Bernanke, of The Brookings Institute, served as chair of the Federal Reserve from 2006 to 2014. Diamond is a professor at The University of Chicago. Dybvig is a professor at Washington University in St. Louis.
Winners receive 10 million Swedish kronor, about $911,765, which is usually split between winners when the prize is shared. In addition to the prize money, each of the winners will receive an 18-karat gold medal.
The previous Nobel Prize in economics, for 2021, went to two sets of winners: David Card as well as Joseph Angrist and Guido Imbens.
Card, an economist at the University of California, Berkeley, received the honor for "his empirical contributions to labour economics," including research showing that an increase in the minimum wage does not necessarily lead to fewer jobs, the Nobel Prize organization said.

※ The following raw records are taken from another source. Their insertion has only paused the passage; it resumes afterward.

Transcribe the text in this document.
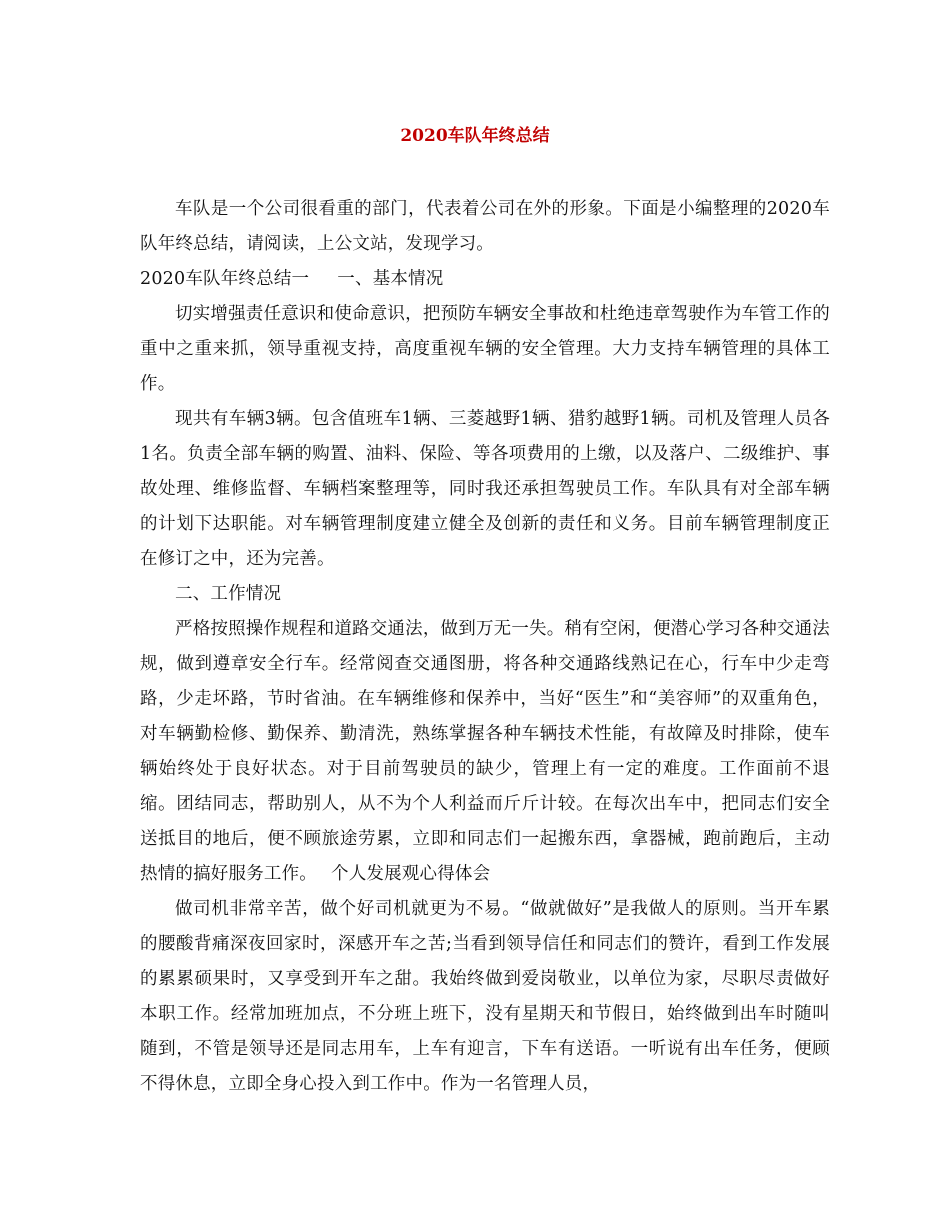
2020车队年终总结

车队是一个公司很看重的部门，代表着公司在外的形象。下面是小编整理的2020车队年终总结，请阅读，上公文站，发现学习。

2020车队年终总结一 一、基本情况

切实增强责任意识和使命意识，把预防车辆安全事故和杜绝违章驾驶作为车管工作的重中之重来抓，领导重视支持，高度重视车辆的安全管理。大力支持车辆管理的具体工作。

现共有车辆3辆。包含值班车1辆、三菱越野1辆、猎豹越野1辆。司机及管理人员各1名。负责全部车辆的购置、油料、保险、等各项费用的上缴，以及落户、二级维护、事故处理、维修监督、车辆档案整理等，同时我还承担驾驶员工作。车队具有对全部车辆的计划下达职能。对车辆管理制度建立健全及创新的责任和义务。目前车辆管理制度正在修订之中，还为完善。

二、工作情况

严格按照操作规程和道路交通法，做到万无一失。稍有空闲，便潜心学习各种交通法规，做到遵章安全行车。经常阅查交通图册，将各种交通路线熟记在心，行车中少走弯路，少走坏路，节时省油。在车辆维修和保养中，当好“医生”和“美容师”的双重角色，对车辆勤检修、勤保养、勤清洗，熟练掌握各种车辆技术性能，有故障及时排除，使车辆始终处于良好状态。对于目前驾驶员的缺少，管理上有一定的难度。工作面前不退缩。团结同志，帮助别人，从不为个人利益而斤斤计较。在每次出车中，把同志们安全送抵目的地后，便不顾旅途劳累，立即和同志们一起搬东西，拿器械，跑前跑后，主动热情的搞好服务工作。 个人发展观心得体会

做司机非常辛苦，做个好司机就更为不易。“做就做好”是我做人的原则。当开车累的腰酸背痛深夜回家时，深感开车之苦;当看到领导信任和同志们的赞许，看到工作发展的累累硕果时，又享受到开车之甜。我始终做到爱岗敬业，以单位为家，尽职尽责做好本职工作。经常加班加点，不分班上班下，没有星期天和节假日，始终做到出车时随叫随到，不管是领导还是同志用车，上车有迎言，下车有送语。一听说有出车任务，便顾不得休息，立即全身心投入到工作中。作为一名管理人员，
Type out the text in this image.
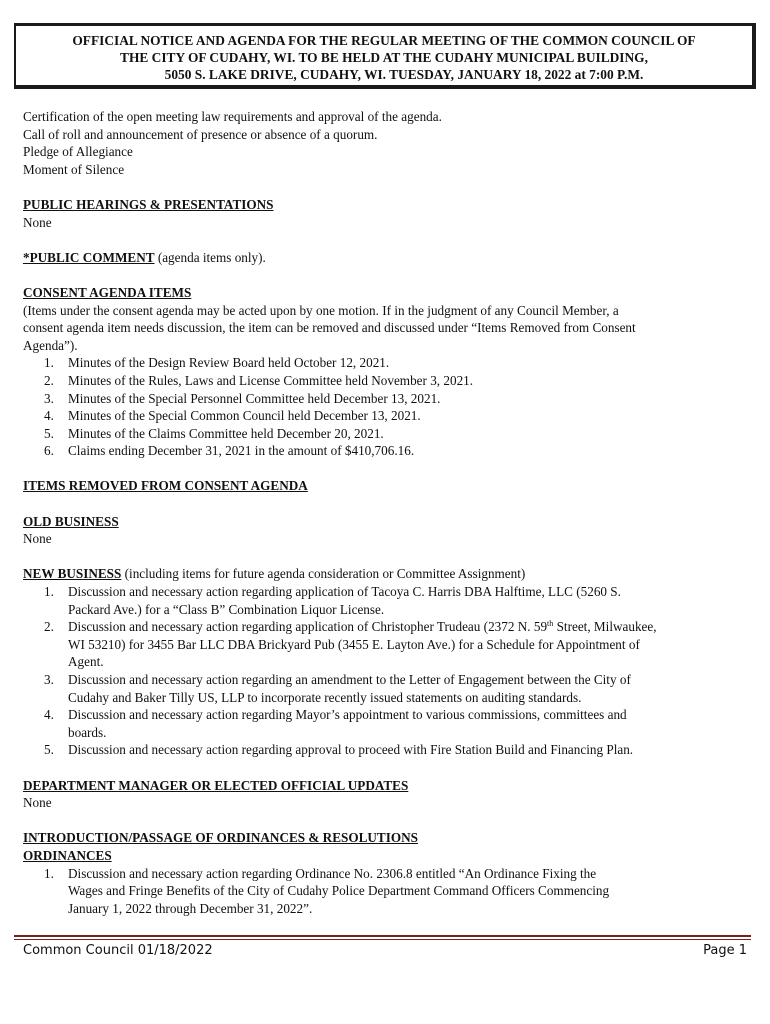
OFFICIAL NOTICE AND AGENDA FOR THE REGULAR MEETING OF THE COMMON COUNCIL OF
THE CITY OF CUDAHY, WI. TO BE HELD AT THE CUDAHY MUNICIPAL BUILDING,
5050 S. LAKE DRIVE, CUDAHY, WI. TUESDAY, JANUARY 18, 2022 at 7:00 P.M.

Certification of the open meeting law requirements and approval of the agenda.

Call of roll and announcement of presence or absence of a quorum.

Pledge of Allegiance

Moment of Silence

PUBLIC HEARINGS & PRESENTATIONS

None

*PUBLIC COMMENT (agenda items only).

CONSENT AGENDA ITEMS

(Items under the consent agenda may be acted upon by one motion. If in the judgment of any Council Member, a

consent agenda item needs discussion, the item can be removed and discussed under “Items Removed from Consent

Agenda”).

1. Minutes of the Design Review Board held October 12, 2021.
2. Minutes of the Rules, Laws and License Committee held November 3, 2021.
3. Minutes of the Special Personnel Committee held December 13, 2021.
4. Minutes of the Special Common Council held December 13, 2021.
5. Minutes of the Claims Committee held December 20, 2021.
6. Claims ending December 31, 2021 in the amount of $410,706.16.

ITEMS REMOVED FROM CONSENT AGENDA

OLD BUSINESS

None

NEW BUSINESS (including items for future agenda consideration or Committee Assignment)

1. Discussion and necessary action regarding application of Tacoya C. Harris DBA Halftime, LLC (5260 S.
Packard Ave.) for a “Class B” Combination Liquor License.
2. Discussion and necessary action regarding application of Christopher Trudeau (2372 N. 59th Street, Milwaukee,
WI 53210) for 3455 Bar LLC DBA Brickyard Pub (3455 E. Layton Ave.) for a Schedule for Appointment of
Agent.
3. Discussion and necessary action regarding an amendment to the Letter of Engagement between the City of
Cudahy and Baker Tilly US, LLP to incorporate recently issued statements on auditing standards.
4. Discussion and necessary action regarding Mayor’s appointment to various commissions, committees and
boards.
5. Discussion and necessary action regarding approval to proceed with Fire Station Build and Financing Plan.

DEPARTMENT MANAGER OR ELECTED OFFICIAL UPDATES

None

INTRODUCTION/PASSAGE OF ORDINANCES & RESOLUTIONS

ORDINANCES

1. Discussion and necessary action regarding Ordinance No. 2306.8 entitled “An Ordinance Fixing the
Wages and Fringe Benefits of the City of Cudahy Police Department Command Officers Commencing
January 1, 2022 through December 31, 2022”.
Common Council 01/18/2022	Page 1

Nobel medals are displayed at the laboratory of Alfred Nobel, where powder trials and experiments with artificial rubber and synthetic threads were carried out, in Karlskoga, Sweden, Sept. 16, 2021.
Jonathan Nackstrand/AFP via Getty Images
Meanwhile, a pair of economists — Angrist, a professor of economics at the Massachusetts Institute of Technology; and Imbens, a professor of economics at Stanford University — won the prize for advances in the study of cause and effect, the Nobel Prize organization said.
The winners of this year's prizes will be invited to receive them in Stockholm, Sweden on December 10, which marks the anniversary of Nobel's death in 1896.
Nobel, a Swedish chemist best known for inventing dynamite, left some of his fortune to endow of annual prizes in a host of disciplines.
The first Nobel Prize was given out in 1901, nearly 70 years before the first Nobel Prize in economics.